11:30, 20 мая 2014 г.
— Чёт сёдни рано начинаем. Эт, работать.
— Управляющий должон с района приехать. Неровён час заглянет.
— Эт вряд ли. Хотя — чем чёрт не шутит, когда бог спит.
— Ладно, наливай.
— Э, а Сруль?
— Не, не зови даже, не пойдёт он.
— А чо?
— А то ж... Не знаешь, что ль? А, да ты ж в больничке зиму провалялся, в районе, чтоб его... А после едва ль не всю весну бражкой эти... реанимационные мероприятия проводил, блин. Выздоровление отмечал...
— Ну провалялся. После новогодних этих... Треклятых. Чуть карачун не хватил. Так чо с Саньком-то?
— Ляксеич, расскажи, у тя лучше получится.
— Наливай сначала, блин.
— Зенки-то разуй, ты, выхухоль! Налито ж уже.
— В общем, сидели мы — вот прям как сейчас — где-то под Новый Год. Не, натурально, без тебя, Серёг, зато с Сашкой.
— Не, киздиш, Ляксеич, эт после Нового Года уже было... Даже по-старому если... Числа четырнадцатого, что ль...

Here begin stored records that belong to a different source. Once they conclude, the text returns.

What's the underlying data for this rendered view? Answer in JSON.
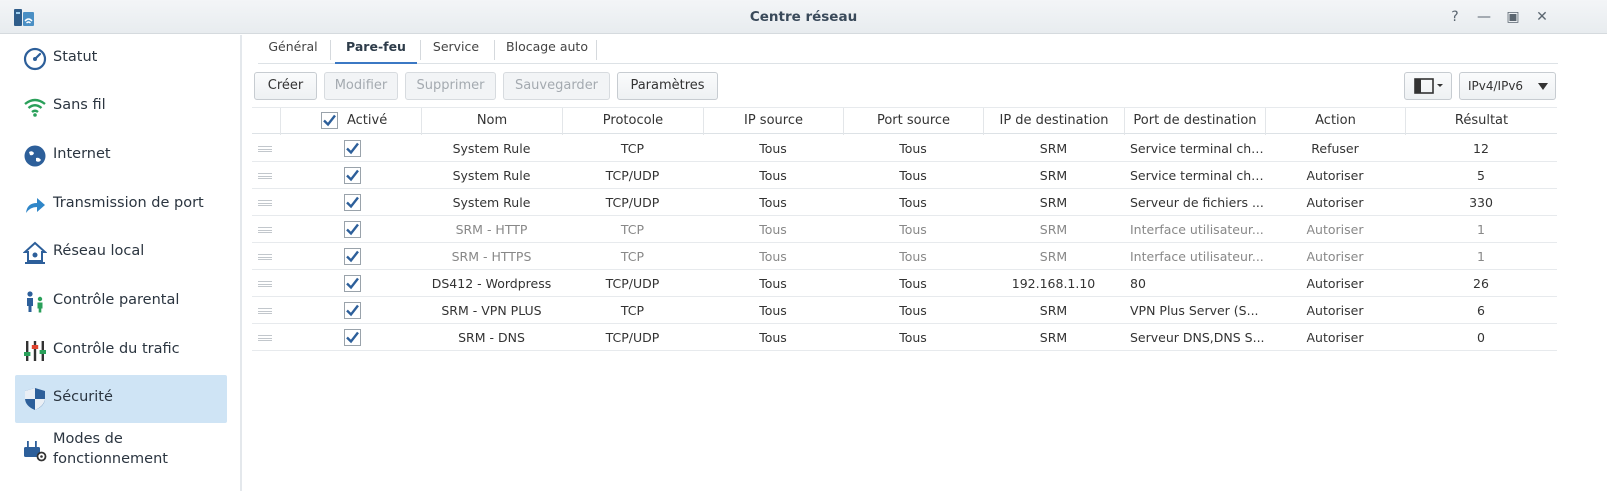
{
  "window": {
    "title": "Centre réseau",
    "controls": [
      "?",
      "—",
      "▣",
      "✕"
    ]
  },
  "sidebar": {
    "items": [
      {
        "label": "Statut",
        "icon": "gauge-icon",
        "active": false
      },
      {
        "label": "Sans fil",
        "icon": "wifi-icon",
        "active": false
      },
      {
        "label": "Internet",
        "icon": "globe-icon",
        "active": false
      },
      {
        "label": "Transmission de port",
        "icon": "forward-arrow-icon",
        "active": false
      },
      {
        "label": "Réseau local",
        "icon": "home-network-icon",
        "active": false
      },
      {
        "label": "Contrôle parental",
        "icon": "parent-child-icon",
        "active": false
      },
      {
        "label": "Contrôle du trafic",
        "icon": "equalizer-icon",
        "active": false
      },
      {
        "label": "Sécurité",
        "icon": "shield-icon",
        "active": true
      },
      {
        "label": "Modes de fonctionnement",
        "icon": "router-gear-icon",
        "active": false
      }
    ]
  },
  "tabs": [
    {
      "label": "Général",
      "active": false
    },
    {
      "label": "Pare-feu",
      "active": true
    },
    {
      "label": "Service",
      "active": false
    },
    {
      "label": "Blocage auto",
      "active": false
    }
  ],
  "toolbar": {
    "buttons": [
      {
        "label": "Créer",
        "enabled": true
      },
      {
        "label": "Modifier",
        "enabled": false
      },
      {
        "label": "Supprimer",
        "enabled": false
      },
      {
        "label": "Sauvegarder",
        "enabled": false
      },
      {
        "label": "Paramètres",
        "enabled": true
      }
    ],
    "view_menu_icon": "layout-icon",
    "ip_version": "IPv4/IPv6"
  },
  "table": {
    "columns": [
      "Activé",
      "Nom",
      "Protocole",
      "IP source",
      "Port source",
      "IP de destination",
      "Port de destination",
      "Action",
      "Résultat"
    ],
    "header_checked": true,
    "rows": [
      {
        "enabled": true,
        "name": "System Rule",
        "protocol": "TCP",
        "src_ip": "Tous",
        "src_port": "Tous",
        "dst_ip": "SRM",
        "dst_port": "Service terminal chi...",
        "action": "Refuser",
        "result": "12",
        "dim": false
      },
      {
        "enabled": true,
        "name": "System Rule",
        "protocol": "TCP/UDP",
        "src_ip": "Tous",
        "src_port": "Tous",
        "dst_ip": "SRM",
        "dst_port": "Service terminal chi...",
        "action": "Autoriser",
        "result": "5",
        "dim": false
      },
      {
        "enabled": true,
        "name": "System Rule",
        "protocol": "TCP/UDP",
        "src_ip": "Tous",
        "src_port": "Tous",
        "dst_ip": "SRM",
        "dst_port": "Serveur de fichiers ...",
        "action": "Autoriser",
        "result": "330",
        "dim": false
      },
      {
        "enabled": true,
        "name": "SRM - HTTP",
        "protocol": "TCP",
        "src_ip": "Tous",
        "src_port": "Tous",
        "dst_ip": "SRM",
        "dst_port": "Interface utilisateur...",
        "action": "Autoriser",
        "result": "1",
        "dim": true
      },
      {
        "enabled": true,
        "name": "SRM - HTTPS",
        "protocol": "TCP",
        "src_ip": "Tous",
        "src_port": "Tous",
        "dst_ip": "SRM",
        "dst_port": "Interface utilisateur...",
        "action": "Autoriser",
        "result": "1",
        "dim": true
      },
      {
        "enabled": true,
        "name": "DS412 - Wordpress",
        "protocol": "TCP/UDP",
        "src_ip": "Tous",
        "src_port": "Tous",
        "dst_ip": "192.168.1.10",
        "dst_port": "80",
        "action": "Autoriser",
        "result": "26",
        "dim": false
      },
      {
        "enabled": true,
        "name": "SRM - VPN PLUS",
        "protocol": "TCP",
        "src_ip": "Tous",
        "src_port": "Tous",
        "dst_ip": "SRM",
        "dst_port": "VPN Plus Server (S...",
        "action": "Autoriser",
        "result": "6",
        "dim": false
      },
      {
        "enabled": true,
        "name": "SRM - DNS",
        "protocol": "TCP/UDP",
        "src_ip": "Tous",
        "src_port": "Tous",
        "dst_ip": "SRM",
        "dst_port": "Serveur DNS,DNS S...",
        "action": "Autoriser",
        "result": "0",
        "dim": false
      }
    ]
  },
  "colors": {
    "accent": "#3b78c4",
    "checkmark": "#2d5f9a",
    "active_nav_bg": "#cfe4f5"
  }
}
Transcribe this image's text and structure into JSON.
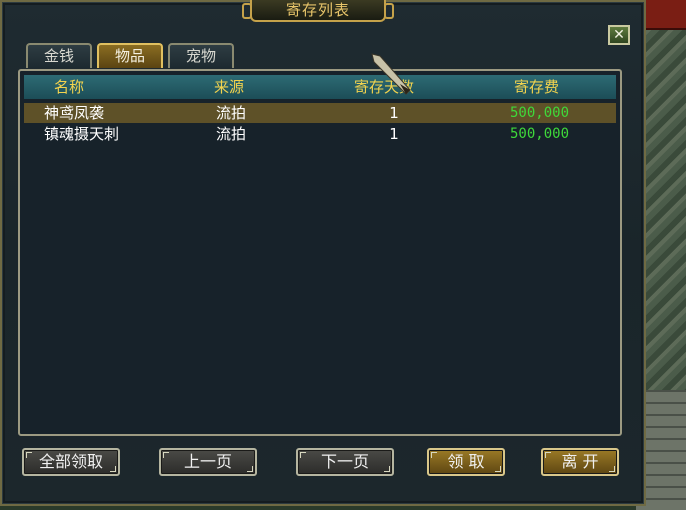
{
  "window": {
    "title": "寄存列表",
    "close_icon": "close-x-icon"
  },
  "tabs": [
    {
      "label": "金钱",
      "active": false
    },
    {
      "label": "物品",
      "active": true
    },
    {
      "label": "宠物",
      "active": false
    }
  ],
  "table": {
    "columns": [
      "名称",
      "来源",
      "寄存天数",
      "寄存费"
    ],
    "rows": [
      {
        "name": "神鸢凤袭",
        "source": "流拍",
        "days": "1",
        "fee": "500,000",
        "selected": true
      },
      {
        "name": "镇魂摄天刺",
        "source": "流拍",
        "days": "1",
        "fee": "500,000",
        "selected": false
      }
    ]
  },
  "buttons": {
    "claim_all": "全部领取",
    "prev_page": "上一页",
    "next_page": "下一页",
    "claim": "领 取",
    "leave": "离 开"
  },
  "colors": {
    "header_text": "#f2d34e",
    "fee_text": "#3fd83a",
    "selected_row": "#5e5128",
    "active_tab": "#8a6d22"
  }
}
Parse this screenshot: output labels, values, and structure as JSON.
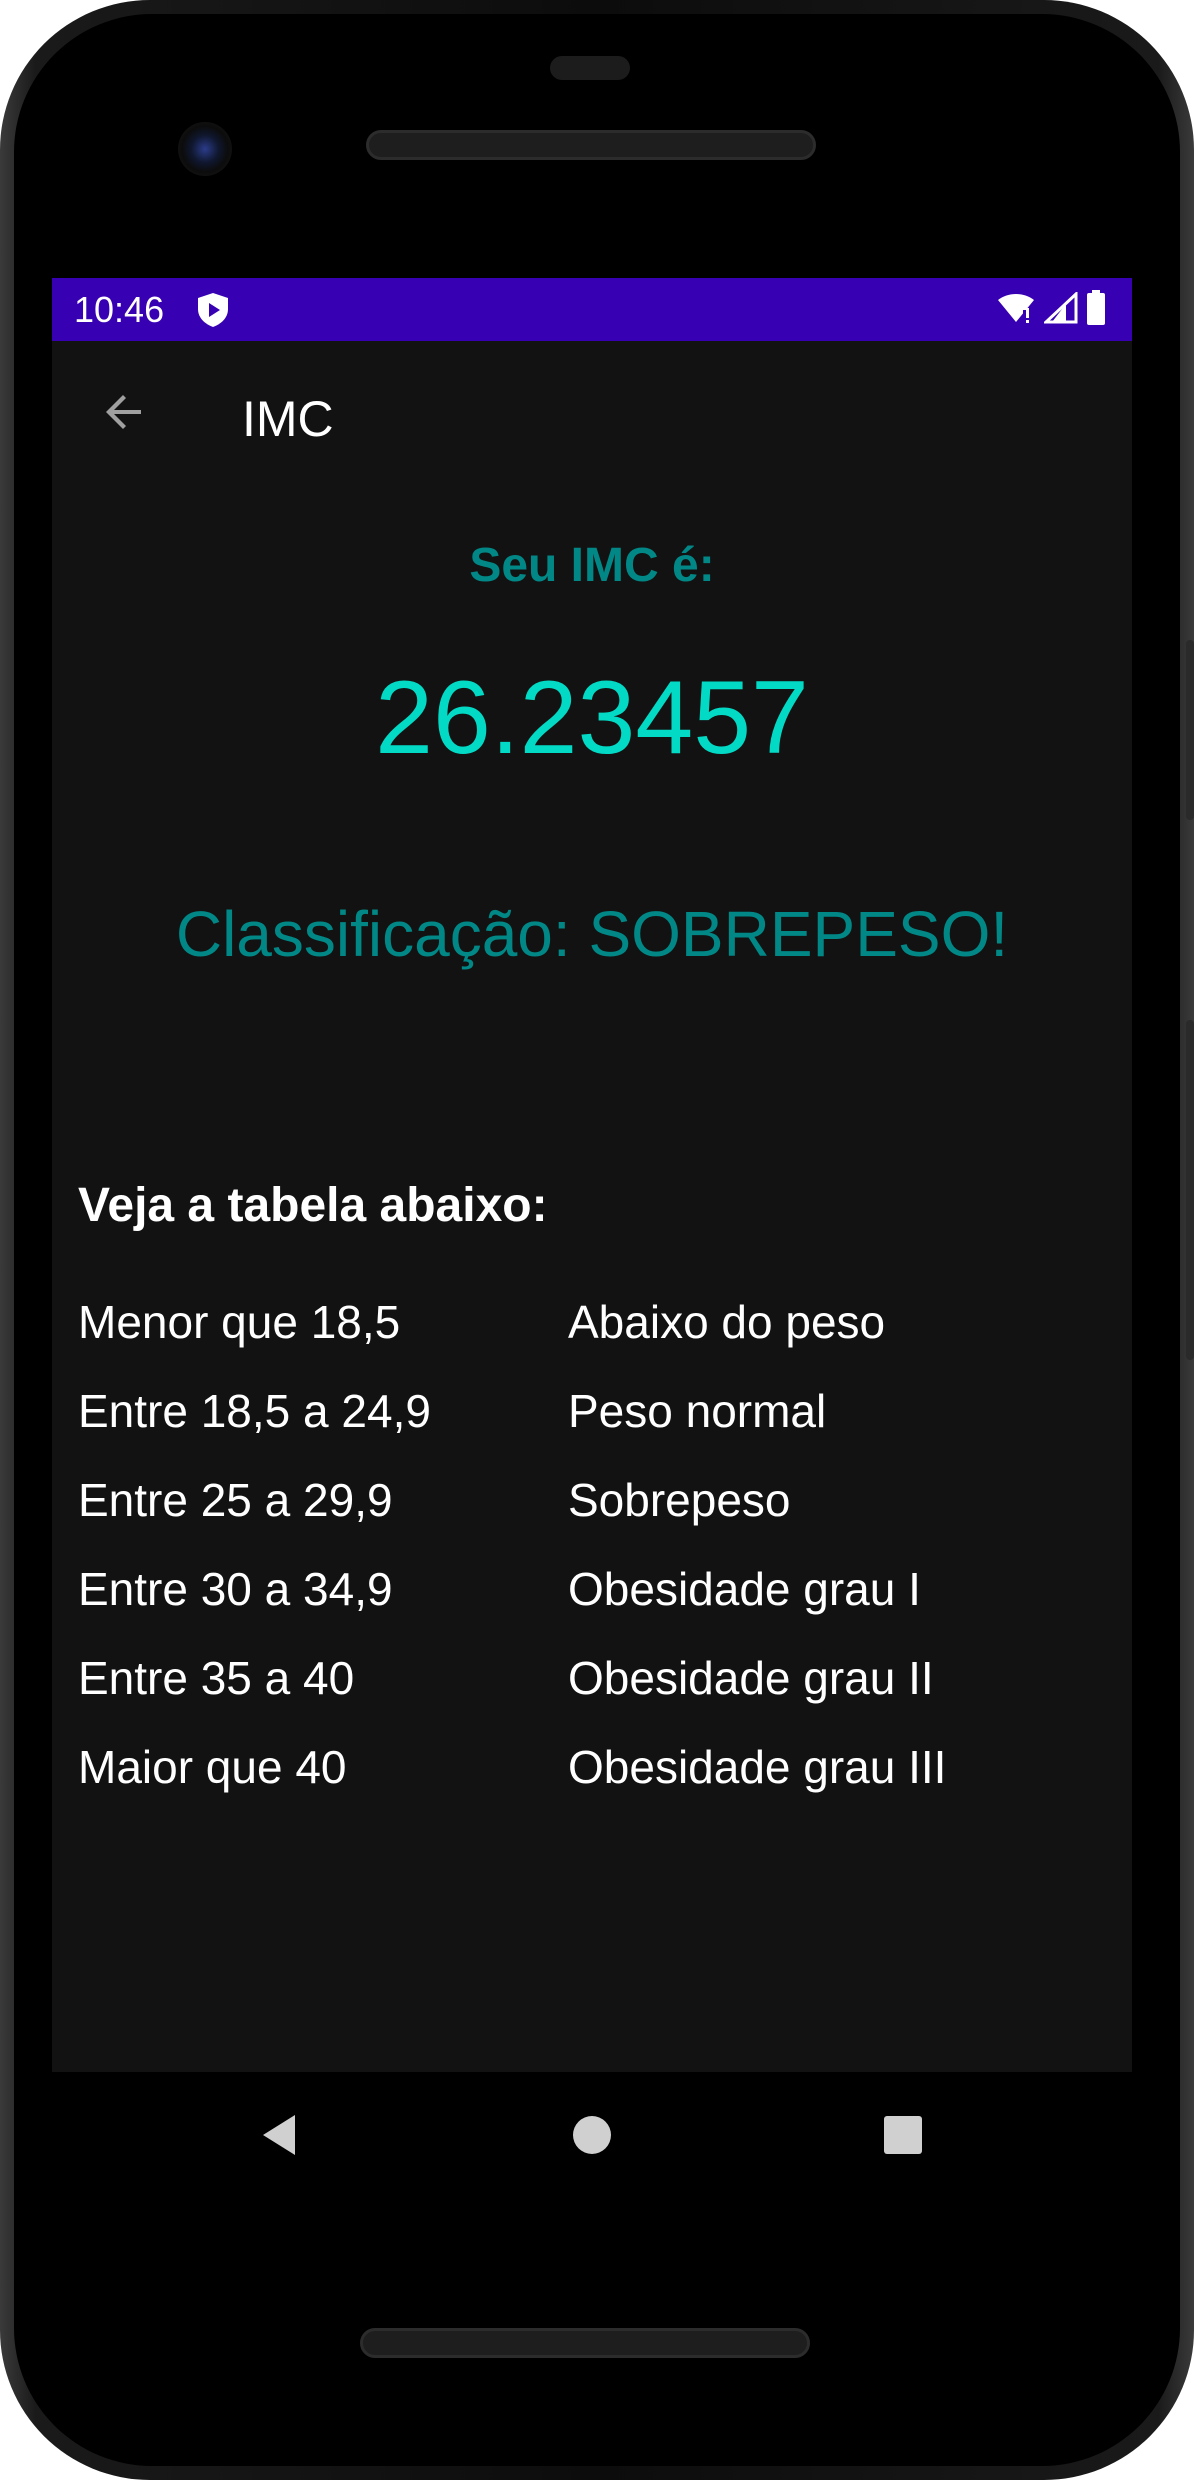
{
  "status_bar": {
    "time": "10:46"
  },
  "app_bar": {
    "title": "IMC"
  },
  "result": {
    "label": "Seu IMC é:",
    "value": "26.23457",
    "classification": "Classificação: SOBREPESO!"
  },
  "table": {
    "title": "Veja a tabela abaixo:",
    "rows": [
      {
        "range": "Menor que 18,5",
        "category": "Abaixo do peso"
      },
      {
        "range": "Entre 18,5 a 24,9",
        "category": "Peso normal"
      },
      {
        "range": "Entre 25 a 29,9",
        "category": "Sobrepeso"
      },
      {
        "range": "Entre 30 a 34,9",
        "category": "Obesidade grau I"
      },
      {
        "range": "Entre 35 a 40",
        "category": "Obesidade grau II"
      },
      {
        "range": "Maior que 40",
        "category": "Obesidade grau III"
      }
    ]
  },
  "icons": {
    "back": "arrow-back-icon",
    "shield": "shield-play-icon",
    "wifi": "wifi-icon",
    "signal": "cell-signal-icon",
    "battery": "battery-icon",
    "nav_back": "nav-back-triangle-icon",
    "nav_home": "nav-home-circle-icon",
    "nav_recents": "nav-recents-square-icon"
  },
  "colors": {
    "status_bar": "#3700b3",
    "background": "#121212",
    "label_teal": "#018786",
    "value_teal": "#03dac5",
    "text_white": "#ffffff"
  }
}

— Да ну, гонишь, числа восьмого где-то... Или третьего... Сразу и не определить... Как двадцать седьмого начали, так и пошло-поехало...
— Какая разница блин! Кто здесь рассказывает мля?
— Д'ладно, талдычь дале, не хрен тут... И правда, какая на хрен разница...
— Э, а хряпнуть?
— Вввыххх... Славненько пошла. С почином, так сказать. Рабочего дня.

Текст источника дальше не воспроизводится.